Friday, September 7, 2012

To be or not to be, that is the question


Quantum theory also tells us that the world is not simply objective;
somehow it’s something more subtle than that.” ~
John Polkinghorne

 

Although it is the beginning, it's not the sense in which we ordinarily - naively - think of things existing. We think of a thing existing in a measurable way; we think of it having physical properties like weight and dimension and color. This is objective existence, and it is different in important ways from subjective existence. One of these is that an objectively real entity is directly accessible to multiple observers. A mountain is, objectively, a mountain which can be observed independently by many people. Furthermore, an objectively real entity does not exist because it is observed (Berkeley is coughing pointedly, but let us ignore him for now); indeed, it exists even when it is not observed. Unlike a subjective entity, the objective entity has an independent existence of its own. It is the independence of objectivity, and the empirical evidence of our physical selves as such independent objective entities, that gives rise to the awareness of self qua self without which subjective existence were impossible.

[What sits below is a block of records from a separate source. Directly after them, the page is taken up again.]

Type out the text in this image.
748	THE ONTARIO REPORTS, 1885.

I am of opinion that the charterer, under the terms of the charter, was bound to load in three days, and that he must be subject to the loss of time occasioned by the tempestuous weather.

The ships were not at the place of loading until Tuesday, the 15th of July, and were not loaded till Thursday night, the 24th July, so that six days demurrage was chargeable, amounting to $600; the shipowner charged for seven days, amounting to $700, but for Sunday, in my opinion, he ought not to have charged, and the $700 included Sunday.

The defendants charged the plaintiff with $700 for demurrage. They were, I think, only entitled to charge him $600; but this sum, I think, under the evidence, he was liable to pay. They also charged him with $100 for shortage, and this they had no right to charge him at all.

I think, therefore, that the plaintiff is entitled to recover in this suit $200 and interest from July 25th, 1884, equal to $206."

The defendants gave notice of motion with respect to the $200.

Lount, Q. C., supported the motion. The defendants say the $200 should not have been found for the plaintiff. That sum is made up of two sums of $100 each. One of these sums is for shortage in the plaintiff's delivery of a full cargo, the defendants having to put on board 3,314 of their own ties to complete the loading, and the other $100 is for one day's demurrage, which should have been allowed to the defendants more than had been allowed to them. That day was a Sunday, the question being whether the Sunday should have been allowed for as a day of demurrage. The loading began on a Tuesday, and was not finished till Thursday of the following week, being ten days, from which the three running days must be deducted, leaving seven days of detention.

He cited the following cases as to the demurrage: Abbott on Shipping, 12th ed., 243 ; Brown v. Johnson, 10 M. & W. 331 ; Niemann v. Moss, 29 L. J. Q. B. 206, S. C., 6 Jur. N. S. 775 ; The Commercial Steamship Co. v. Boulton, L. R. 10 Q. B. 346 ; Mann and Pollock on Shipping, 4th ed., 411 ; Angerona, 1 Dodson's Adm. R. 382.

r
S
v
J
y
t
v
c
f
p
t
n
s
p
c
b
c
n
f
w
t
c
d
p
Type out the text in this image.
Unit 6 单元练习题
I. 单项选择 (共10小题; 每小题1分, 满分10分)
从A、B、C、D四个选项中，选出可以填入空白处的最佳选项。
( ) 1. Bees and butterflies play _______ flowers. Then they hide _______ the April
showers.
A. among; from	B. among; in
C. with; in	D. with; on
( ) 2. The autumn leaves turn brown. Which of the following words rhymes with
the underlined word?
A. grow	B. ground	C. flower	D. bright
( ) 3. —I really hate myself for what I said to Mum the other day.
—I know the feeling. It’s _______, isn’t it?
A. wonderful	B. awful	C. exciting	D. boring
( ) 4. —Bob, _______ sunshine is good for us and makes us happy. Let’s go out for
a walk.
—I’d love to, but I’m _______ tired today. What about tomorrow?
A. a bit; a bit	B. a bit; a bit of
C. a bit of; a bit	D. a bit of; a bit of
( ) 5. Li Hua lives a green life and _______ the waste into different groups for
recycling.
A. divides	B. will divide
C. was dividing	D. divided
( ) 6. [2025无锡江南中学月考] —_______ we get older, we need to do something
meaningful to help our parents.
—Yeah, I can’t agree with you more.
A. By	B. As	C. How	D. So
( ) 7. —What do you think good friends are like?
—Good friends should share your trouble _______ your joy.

If you accept that, you can also accept that objectivity exists a priori to subjectivity; the subjective analogue to an objective entity arises out of the process of observing that objective entity with a physical sensorium. There is a very interesting problem in empiricism, encapsulated by the philosopher David Hume when he posed the question: can we imagine a shade of blue we have never directly perceived? Hume differentiated between 'impressions' that are subjective entities triggered by or derived from the objective world around us, and 'ideas' that are subjective entities generated without reference to the objective reality in which we physically exist. Whether we can apprehend an idea of blue that is sui generis, and not merely an impression unconsciously remembered, remains a dilemma for empiricists. For our purposes right now, it is sufficient to state that all of us can readily understand both subjective and objective existence, and further that we can understand they are qualitatively different kinds of existence.

Because of the fuzzy skepticism of Descartes, it is not always possible to state definitively of any particular entity of which we are consciously aware that it is either subjective or objective; and this is another sort of problem, addressed by Borges in his Argumentum Ornithologicum. Nevertheless, we have at this point identified two ways in which a thing may be; and, at least theoretically, we have established that these ways of being are not necessarily universal - that is, some entity may 'be' only subjectively, or only objectively, although it may well exist in both ways and it can exist in both ways so homogenously as to blur the line between the two.

That is already quite some philosophical ground we've covered, but this is the point where we return to Korzybski and the metanow (which is not a Korzybskian construct, but which relates to his time-binding notion very handily). We do so by considering an entirely different kind of existence. We do so by considering words.